Apesar de avanços, TSE ainda tem longo caminho para melhorar qualidade de dados

Publicado originalmente na Folha de S.Paulo.

Uma casa simples na Vila Alpina (zona leste de São Paulo) está avaliada em R$ 850 milhões, segundo a declaração de bens de um candidato a deputado federal. Obviamente, trata-se de um erro de digitação, que colocou três zeros a mais no valor do bem, mas ele diz muito sobre a atuação do TSE (Tribunal Superior Eleitoral).

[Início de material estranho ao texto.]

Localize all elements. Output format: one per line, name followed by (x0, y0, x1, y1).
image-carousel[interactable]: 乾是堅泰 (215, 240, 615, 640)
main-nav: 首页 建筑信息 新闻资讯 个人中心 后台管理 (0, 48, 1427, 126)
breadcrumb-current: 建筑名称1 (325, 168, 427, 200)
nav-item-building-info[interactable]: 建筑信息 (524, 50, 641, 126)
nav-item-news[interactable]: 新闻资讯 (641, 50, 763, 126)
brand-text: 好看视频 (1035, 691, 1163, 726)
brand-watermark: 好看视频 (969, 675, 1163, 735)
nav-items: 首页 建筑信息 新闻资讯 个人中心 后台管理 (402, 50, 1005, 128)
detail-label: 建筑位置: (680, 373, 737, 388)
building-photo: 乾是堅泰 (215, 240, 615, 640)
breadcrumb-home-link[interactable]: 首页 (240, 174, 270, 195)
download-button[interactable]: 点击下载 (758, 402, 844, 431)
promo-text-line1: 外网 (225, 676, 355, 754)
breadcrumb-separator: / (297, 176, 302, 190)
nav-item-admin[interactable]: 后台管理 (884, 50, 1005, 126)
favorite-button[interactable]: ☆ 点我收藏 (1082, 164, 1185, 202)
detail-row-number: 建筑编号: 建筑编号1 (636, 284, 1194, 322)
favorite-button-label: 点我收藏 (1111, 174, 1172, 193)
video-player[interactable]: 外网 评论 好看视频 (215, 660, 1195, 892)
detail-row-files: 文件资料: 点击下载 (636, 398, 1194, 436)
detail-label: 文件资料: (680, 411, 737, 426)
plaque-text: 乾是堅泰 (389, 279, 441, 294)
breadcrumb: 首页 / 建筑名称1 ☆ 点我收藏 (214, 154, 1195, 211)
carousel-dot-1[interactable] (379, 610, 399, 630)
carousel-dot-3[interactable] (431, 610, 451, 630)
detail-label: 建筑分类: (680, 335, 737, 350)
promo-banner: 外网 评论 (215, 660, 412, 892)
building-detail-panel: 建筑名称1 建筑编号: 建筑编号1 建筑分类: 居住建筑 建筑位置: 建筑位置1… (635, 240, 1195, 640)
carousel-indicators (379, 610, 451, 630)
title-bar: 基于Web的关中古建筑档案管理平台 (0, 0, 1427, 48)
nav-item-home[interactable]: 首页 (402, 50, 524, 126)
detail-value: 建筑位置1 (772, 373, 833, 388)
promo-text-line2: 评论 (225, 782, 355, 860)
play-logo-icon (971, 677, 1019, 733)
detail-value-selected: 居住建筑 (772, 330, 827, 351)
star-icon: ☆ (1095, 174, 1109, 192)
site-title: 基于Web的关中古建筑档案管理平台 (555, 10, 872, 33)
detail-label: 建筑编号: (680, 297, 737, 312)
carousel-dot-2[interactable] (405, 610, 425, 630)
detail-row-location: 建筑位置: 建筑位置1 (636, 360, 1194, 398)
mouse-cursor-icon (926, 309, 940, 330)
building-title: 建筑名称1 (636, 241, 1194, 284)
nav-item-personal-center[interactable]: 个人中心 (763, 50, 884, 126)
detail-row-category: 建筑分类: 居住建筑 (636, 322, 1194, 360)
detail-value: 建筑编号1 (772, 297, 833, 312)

É bom começar reconhecendo que já avançamos muito em relação à transparência nas eleições brasileiras. Num levantamento realizado com 180 países, o Instituto Internacional para a Democracia e a Assistência Eleitoral (International IDEA, segundo a sigla em inglês) atesta que pertencemos ao seleto grupo de 33 nações que obrigam todos os partidos e candidatos a tornarem públicas suas informações financeiras, inclusive quanto aos doadores de campanha.

Isso, porém, não é suficiente. De nada adianta coletar as informações se forem de difícil acesso ou, pior ainda, não pudermos confiar nelas.

Urna Eletrônica. Crédito: Tribunal Superior Eleitoral.

O sistema de divulgação de dados eleitorais do TSE, o DivulgaCandContas, consolida, numa mesma página, todas as informações sobre cada um dos candidatos. No entanto, ele é pouquíssimo acessado pelos cidadãos: além de ter um nome complicado, está escondido na página oficial do TSE e tem uma navegação muito pouco amigável, dificultando a comparação dos candidatos. Um passo importante seria divulgá-lo melhor, além de criar tutoriais ensinando cidadãos a pesquisar os dados no site.

Mais grave do que “esconder” os dados dos eleitores é não garantir a sua confiabilidade, e nesse ponto o TSE também tem muito a melhorar.

Um grave problema é a subdeclaração: 41,3% dos candidatos ainda não apresentaram sua declaração de bens —e muitos deles certamente nunca o farão, já que a chance de punição é baixíssima.

Entre aqueles que apresentam suas declarações, também não temos garantia de que eles não omitiram parte do seu patrimônio. Isso acontece por culpa do próprio TSE, que numa decisão absurda (acórdão nº 19.974/2002) passou a entender que a exigência legal de apresentar a lista de bens para registrar a candidatura não tem nada a ver com a declaração anual de Imposto de Renda.

A partir de então, o TSE passou a exigir dos candidatos apenas o preenchimento de formulário patrimonial, abrindo margem para toda sorte de problemas: erros de digitação (que fazem com que casas simples valham milhões), bens declarados com valores simbólicos (Henrique Meirelles, por exemplo, diz possuir um terreno avaliado em R$ 1), classificação errada de bens (aviões apresentados como imóveis), dados incompletos (marca e modelo de automóveis, área de fazendas e apartamentos etc.) e, claro, a omissão deliberada de patrimônio.

Muitos desses problemas poderiam ser resolvidos se o TSE decidisse firmar um convênio com a Receita Federal e acessar diretamente a base de dados das declarações de imposto dos candidatos.

Nessa mesma linha da cooperação institucional, teríamos um ganho imenso no controle social de nossa classe política se o TSE coordenasse suas ações com as Juntas Comerciais, a Comissão de Valores Mobiliários (CVM) e a própria Receita e, juntos, criassem um sistema que permitisse ao cidadão consultar, por meio do CPF, a lista completa de empresas das quais os candidatos e seus doadores são acionistas ou dirigentes.

É preciso lembrar que, com o fim das doações de empresas, doadores e candidatos milionários passaram a ser os protagonistas do mercado eleitoral, e um sistema como esse poderia reforçar as armas da imprensa e da sociedade geral em investigar os vínculos entre grandes empresários e políticos.

A Organização para o Desenvolvimento e a Cooperação Econômica (OCDE) considera que divulgar informações fidedignas sobre o patrimônio das autoridades públicas é um instrumento fundamental para prevenir a corrupção.

A transparência atua em três frentes: 1) permite o monitoramento da evolução patrimonial dos políticos ao longo do exercício de seus mandatos; 2) deixa claros conflitos de interesses que possam surgir no desempenho de suas funções; e 3) aumenta a confiança da população nas autoridades públicas, que não teriam nada a esconder em termos de sua riqueza.

A despeito de todos os avanços nos últimos anos, o TSE precisa encarar seu dever de coletar e divulgar os dados eleitorais de forma menos burocrática e protocolar. A qualidade e a praticidade do acesso são fundamentais para alcançarmos o real objetivo da transparência: fazer com que os cidadãos conheçam e fiscalizem os políticos.